Le Feu est le plus pur et le plus digne Élément de tous, plein d'une onctuosité corrosive. Il est pénétrant, digérant, corrodant et très adhérent. Extérieurement, il est visible, mais invisible en son intérieur, et très fixe. Il est chaud et sec ; c'est la Terre qui le tempère. Nous avons dit, en traitant de l'Élément de l'Eau, qu'en la création du monde la très pure substance du Feu a été premièrement élevée en haut, pour environner le Trône de la divine Majesté, lorsque les Eaux, dont le Ciel a été composé, furent congelées, que de la substance du Feu moins pure que cette première les Anges ont été créés et que les Luminaires et les Étoiles ont été crées de la substance du Feu moins pure que la seconde, mais mêlée avec la très pure substance de l'Air. La substance du Feu encore moins pure que la troisième, a été exaltée en sa sphère pour terminer et soutenir les Cieux. La plus impure et onctueuse partie, que nous appelons Feu de Géhenne, est restée au centre de la Terre où le souverain Créateur, par sa sagesse, l'a renfermée pour continuer l'opération du mouvement. Tous ces Feux sont véritablement divisés, mais ils ne laissent pas d'avoir une naturelle sympathie les uns avec les autres.

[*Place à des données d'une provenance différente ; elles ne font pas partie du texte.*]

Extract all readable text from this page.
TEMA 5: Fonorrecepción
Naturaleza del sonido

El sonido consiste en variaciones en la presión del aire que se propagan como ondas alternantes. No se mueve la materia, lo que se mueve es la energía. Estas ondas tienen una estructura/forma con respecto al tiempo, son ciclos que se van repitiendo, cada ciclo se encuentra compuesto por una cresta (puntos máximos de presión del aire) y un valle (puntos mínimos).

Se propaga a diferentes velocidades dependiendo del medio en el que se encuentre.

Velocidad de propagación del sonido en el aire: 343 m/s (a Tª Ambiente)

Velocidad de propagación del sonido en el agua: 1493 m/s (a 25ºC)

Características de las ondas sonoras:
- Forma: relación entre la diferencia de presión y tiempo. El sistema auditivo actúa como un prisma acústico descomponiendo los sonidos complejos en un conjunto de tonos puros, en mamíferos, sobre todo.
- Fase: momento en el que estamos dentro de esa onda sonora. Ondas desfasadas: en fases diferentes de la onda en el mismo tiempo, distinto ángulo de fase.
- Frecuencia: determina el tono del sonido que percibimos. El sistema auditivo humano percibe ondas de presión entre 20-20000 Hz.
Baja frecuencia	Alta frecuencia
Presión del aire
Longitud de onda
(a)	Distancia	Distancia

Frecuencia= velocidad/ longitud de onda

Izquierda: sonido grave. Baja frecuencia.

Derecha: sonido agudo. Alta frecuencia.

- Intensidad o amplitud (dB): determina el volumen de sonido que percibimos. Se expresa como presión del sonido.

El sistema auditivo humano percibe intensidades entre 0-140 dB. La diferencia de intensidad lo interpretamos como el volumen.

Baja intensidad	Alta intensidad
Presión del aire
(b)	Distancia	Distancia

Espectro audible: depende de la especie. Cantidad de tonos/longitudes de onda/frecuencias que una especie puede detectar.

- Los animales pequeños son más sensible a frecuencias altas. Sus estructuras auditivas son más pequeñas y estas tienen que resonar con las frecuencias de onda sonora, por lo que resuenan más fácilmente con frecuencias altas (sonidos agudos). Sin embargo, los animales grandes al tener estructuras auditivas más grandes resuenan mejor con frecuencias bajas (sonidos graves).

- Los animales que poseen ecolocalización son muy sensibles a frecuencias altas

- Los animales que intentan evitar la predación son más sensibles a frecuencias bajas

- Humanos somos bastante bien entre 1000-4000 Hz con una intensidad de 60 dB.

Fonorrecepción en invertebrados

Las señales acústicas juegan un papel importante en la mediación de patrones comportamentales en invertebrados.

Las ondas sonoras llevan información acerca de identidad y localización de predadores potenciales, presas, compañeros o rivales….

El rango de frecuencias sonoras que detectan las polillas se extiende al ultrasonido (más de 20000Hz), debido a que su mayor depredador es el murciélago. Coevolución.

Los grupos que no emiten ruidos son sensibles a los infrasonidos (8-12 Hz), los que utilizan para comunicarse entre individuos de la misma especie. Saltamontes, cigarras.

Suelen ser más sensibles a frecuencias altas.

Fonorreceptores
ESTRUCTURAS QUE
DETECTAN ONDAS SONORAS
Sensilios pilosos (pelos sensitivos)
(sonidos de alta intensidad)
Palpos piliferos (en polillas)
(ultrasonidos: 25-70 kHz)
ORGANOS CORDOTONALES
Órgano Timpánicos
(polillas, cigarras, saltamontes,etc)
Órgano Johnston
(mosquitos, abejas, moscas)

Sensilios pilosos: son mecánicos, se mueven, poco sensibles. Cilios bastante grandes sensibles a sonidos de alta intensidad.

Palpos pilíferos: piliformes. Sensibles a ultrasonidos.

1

La Science Hermétique utilise le langage des dieux qu'est l'analogie, avant de poursuivre dans les explications de cette synthèse alchimique qu'est la Chrysopée du seigneur, je crois qu'il était utile de faire une approche ésotérique sommaire des Éléments qui servent de base à la Création et par voie de conséquence naturelle à l'Alchimie. Il convient de garder à l'esprit les informations doucement distillées tout au long des articles du Grand Œuvre d'Hermès Trismégiste, car au fur et à mesure que nous progressons dans le décryptage du sens cachant des textes hermétiques, il faudra savoir utiliser les outils des acquis de ces connaissances. Les différentes formes de ces Éléments, selon leur plan de manifestation, doivent pouvoir être distinguées par l'oeuvrant de la Science Hermétique. Le profane inculte ramènera tout sur le plan de la plus forte densité, celle de la Terre, ce qui ne lui permettra jamais d'accéder aux subtilités de ce langage analogique, qui ouvre sur des dimensions accessibles uniquement aux facultés supérieures de l'âme-de-vie, comme celle de la Clairvoyance.